Professor John Mearsheimer addressed the Mackinder Forum on July 11, 2021, 1:30-3:00 p.m. Eastern US time on "The New Sino-American Cold War versus The Old US-Soviet Cold War."
ABSTRACT: The aim of this talk is to consider the similarities and differences between the US-Soviet rivalry (1947-1989) and the burgeoning Sino-American rivalry. Both competitions were driven by balance-of-power politics, not ideology, and in each instance the United States was focused on preventing its rival from establishing regional hegemony. China, however, is likely to be a more formidable adversary than the Soviet Union, and the likelihood of a hot war is more likely with China than it was with the Soviets during the first Cold War.

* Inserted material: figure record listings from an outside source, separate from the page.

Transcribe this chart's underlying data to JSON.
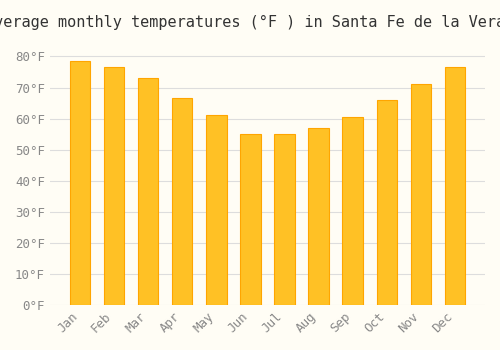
{
  "title": "Average monthly temperatures (°F ) in Santa Fe de la Vera Cruz",
  "months": [
    "Jan",
    "Feb",
    "Mar",
    "Apr",
    "May",
    "Jun",
    "Jul",
    "Aug",
    "Sep",
    "Oct",
    "Nov",
    "Dec"
  ],
  "values": [
    78.5,
    76.5,
    73.0,
    66.5,
    61.0,
    55.0,
    55.0,
    57.0,
    60.5,
    66.0,
    71.0,
    76.5
  ],
  "bar_color_face": "#FFC125",
  "bar_color_edge": "#FFA500",
  "background_color": "#FFFDF5",
  "grid_color": "#DDDDDD",
  "yticks": [
    0,
    10,
    20,
    30,
    40,
    50,
    60,
    70,
    80
  ],
  "ylim": [
    0,
    85
  ],
  "ylabel_suffix": "°F",
  "title_fontsize": 11,
  "tick_fontsize": 9
}
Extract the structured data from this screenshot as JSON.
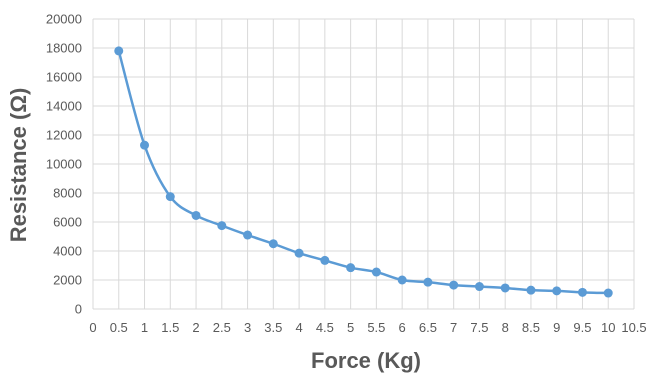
{
  "chart_data": {
    "type": "line",
    "title": "",
    "xlabel": "Force (Kg)",
    "ylabel": "Resistance (Ω)",
    "xlim": [
      0,
      10.5
    ],
    "ylim": [
      0,
      20000
    ],
    "x_ticks": [
      0,
      0.5,
      1,
      1.5,
      2,
      2.5,
      3,
      3.5,
      4,
      4.5,
      5,
      5.5,
      6,
      6.5,
      7,
      7.5,
      8,
      8.5,
      9,
      9.5,
      10,
      10.5
    ],
    "y_ticks": [
      0,
      2000,
      4000,
      6000,
      8000,
      10000,
      12000,
      14000,
      16000,
      18000,
      20000
    ],
    "grid": true,
    "smooth": true,
    "color": "#5b9bd5",
    "series": [
      {
        "x": [
          0.5,
          1,
          1.5,
          2,
          2.5,
          3,
          3.5,
          4,
          4.5,
          5,
          5.5,
          6,
          6.5,
          7,
          7.5,
          8,
          8.5,
          9,
          9.5,
          10
        ],
        "y": [
          17800,
          11300,
          7750,
          6450,
          5750,
          5100,
          4500,
          3850,
          3350,
          2850,
          2550,
          2000,
          1850,
          1650,
          1550,
          1450,
          1300,
          1250,
          1150,
          1100
        ]
      }
    ]
  }
}
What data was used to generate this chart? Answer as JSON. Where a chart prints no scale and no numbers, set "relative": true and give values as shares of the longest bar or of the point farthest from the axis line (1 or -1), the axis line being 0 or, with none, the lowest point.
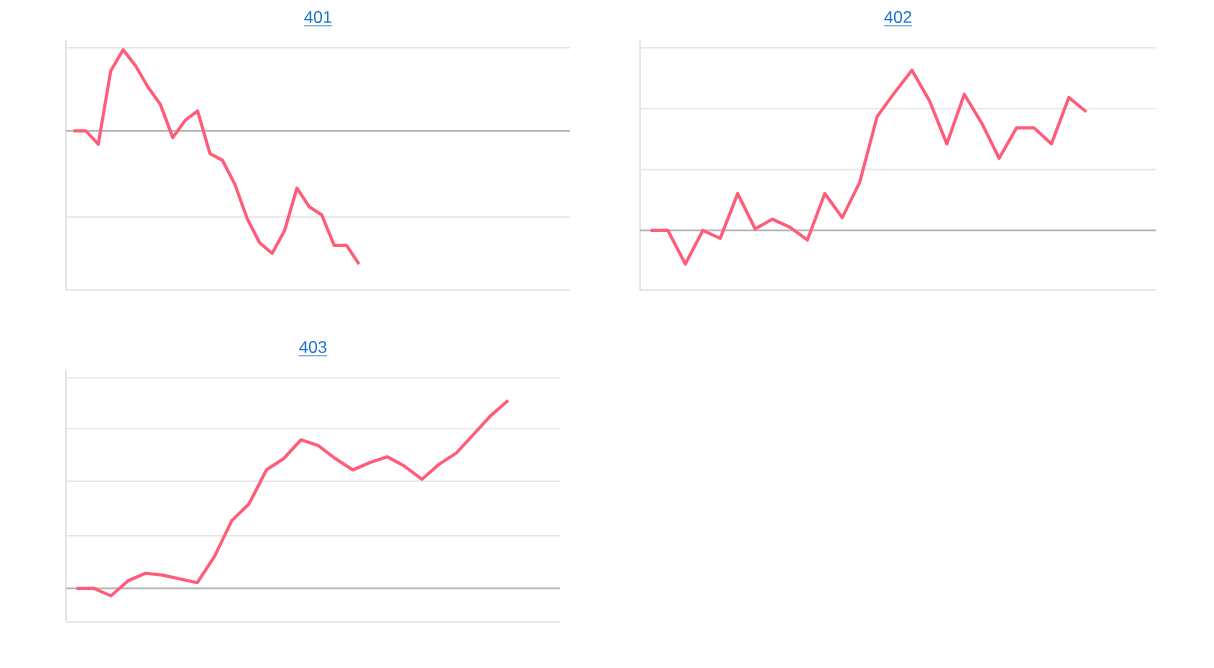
{
  "chart_data": [
    {
      "type": "line",
      "title": "401",
      "relative": true,
      "ref_lines": [
        {
          "axis": "y",
          "value": 0.625,
          "color": "#e5e5e5"
        },
        {
          "axis": "y",
          "value": -0.646,
          "color": "#e5e5e5"
        }
      ],
      "categories": [
        null,
        null,
        null,
        null,
        null,
        null,
        null,
        null,
        null,
        null,
        null,
        null,
        null,
        null,
        null,
        null,
        null,
        null,
        null,
        null,
        null,
        null,
        null,
        null,
        null,
        null,
        null,
        null,
        null,
        null,
        null,
        null,
        null,
        null,
        null,
        null,
        null,
        null,
        null,
        null,
        null
      ],
      "series": [
        {
          "color": "#ff5c7a",
          "values": [
            0,
            0,
            -0.1,
            0.45,
            0.61,
            0.49,
            0.33,
            0.2,
            -0.05,
            0.08,
            0.15,
            -0.17,
            -0.22,
            -0.4,
            -0.66,
            -0.84,
            -0.92,
            -0.75,
            -0.43,
            -0.57,
            -0.63,
            -0.86,
            -0.86,
            -1,
            null,
            null,
            null,
            null,
            null,
            null,
            null,
            null,
            null,
            null,
            null,
            null,
            null,
            null,
            null,
            null,
            null
          ]
        }
      ]
    },
    {
      "type": "line",
      "title": "402",
      "relative": true,
      "ref_lines": [
        {
          "axis": "y",
          "value": 1.14,
          "color": "#e5e5e5"
        },
        {
          "axis": "y",
          "value": 0.76,
          "color": "#e5e5e5"
        },
        {
          "axis": "y",
          "value": 0.38,
          "color": "#e5e5e5"
        }
      ],
      "categories": [
        null,
        null,
        null,
        null,
        null,
        null,
        null,
        null,
        null,
        null,
        null,
        null,
        null,
        null,
        null,
        null,
        null,
        null,
        null,
        null,
        null,
        null,
        null,
        null,
        null,
        null,
        null,
        null,
        null,
        null
      ],
      "series": [
        {
          "color": "#ff5c7a",
          "values": [
            0,
            0,
            -0.21,
            0,
            -0.05,
            0.23,
            0.01,
            0.07,
            0.02,
            -0.06,
            0.23,
            0.08,
            0.3,
            0.71,
            0.86,
            1,
            0.81,
            0.54,
            0.85,
            0.67,
            0.45,
            0.64,
            0.64,
            0.54,
            0.83,
            0.74,
            null,
            null,
            null,
            null
          ]
        }
      ]
    },
    {
      "type": "line",
      "title": "403",
      "relative": true,
      "ref_lines": [
        {
          "axis": "y",
          "value": 1.12,
          "color": "#e5e5e5"
        },
        {
          "axis": "y",
          "value": 0.85,
          "color": "#e5e5e5"
        },
        {
          "axis": "y",
          "value": 0.57,
          "color": "#e5e5e5"
        },
        {
          "axis": "y",
          "value": 0.28,
          "color": "#e5e5e5"
        }
      ],
      "categories": [
        null,
        null,
        null,
        null,
        null,
        null,
        null,
        null,
        null,
        null,
        null,
        null,
        null,
        null,
        null,
        null,
        null,
        null,
        null,
        null,
        null,
        null,
        null,
        null,
        null,
        null,
        null,
        null,
        null
      ],
      "series": [
        {
          "color": "#ff5c7a",
          "values": [
            0,
            0,
            -0.04,
            0.04,
            0.08,
            0.07,
            0.05,
            0.03,
            0.17,
            0.36,
            0.45,
            0.63,
            0.69,
            0.79,
            0.76,
            0.69,
            0.63,
            0.67,
            0.7,
            0.65,
            0.58,
            0.66,
            0.72,
            0.82,
            0.92,
            1,
            null,
            null,
            null
          ]
        }
      ]
    }
  ]
}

Biography: John J. Mearsheimer is the R. Wendell Harrison Distinguished Service Professor of Political Science at the University of Chicago, where he has taught since 1982. He graduated from West Point (1970), has a PhD in political science from Cornell University (1981), and has written extensively about security issues and international politics. Among his six books, The Tragedy of Great Power Politics (2001, 2014) won the Joseph Lepgold Book Prize; and The Israel Lobby and U.S. Foreign Policy (with Stephen M. Walt, 2007), made the New York Times bestseller list and has been translated into twenty-four languages. His latest book is The Great Delusion: Liberal Ideals and International Realities (2018), which won the 2019 Best Book of the Year Award from the Valdai Discussion Conference, Moscow. He has written numerous articles and op-eds that have appeared in International Security, London Review of Books, Foreign Affairs, The Financial Times, and The New York Times. In 2003, he was elected to the American Academy of Arts and Sciences, and in 2020, he won the James Madison Award, which is given once every three years by the American Political Science Association to “an American political scientist who has made a distinguished scholarly contribution to political science.”
Readings: The main reading was drawn from chapter 10 ("Can China Rise Peacefully") of the revised version of Professor Mearsheimer's Tragedy of Great Powers (2014), pp. 360-411.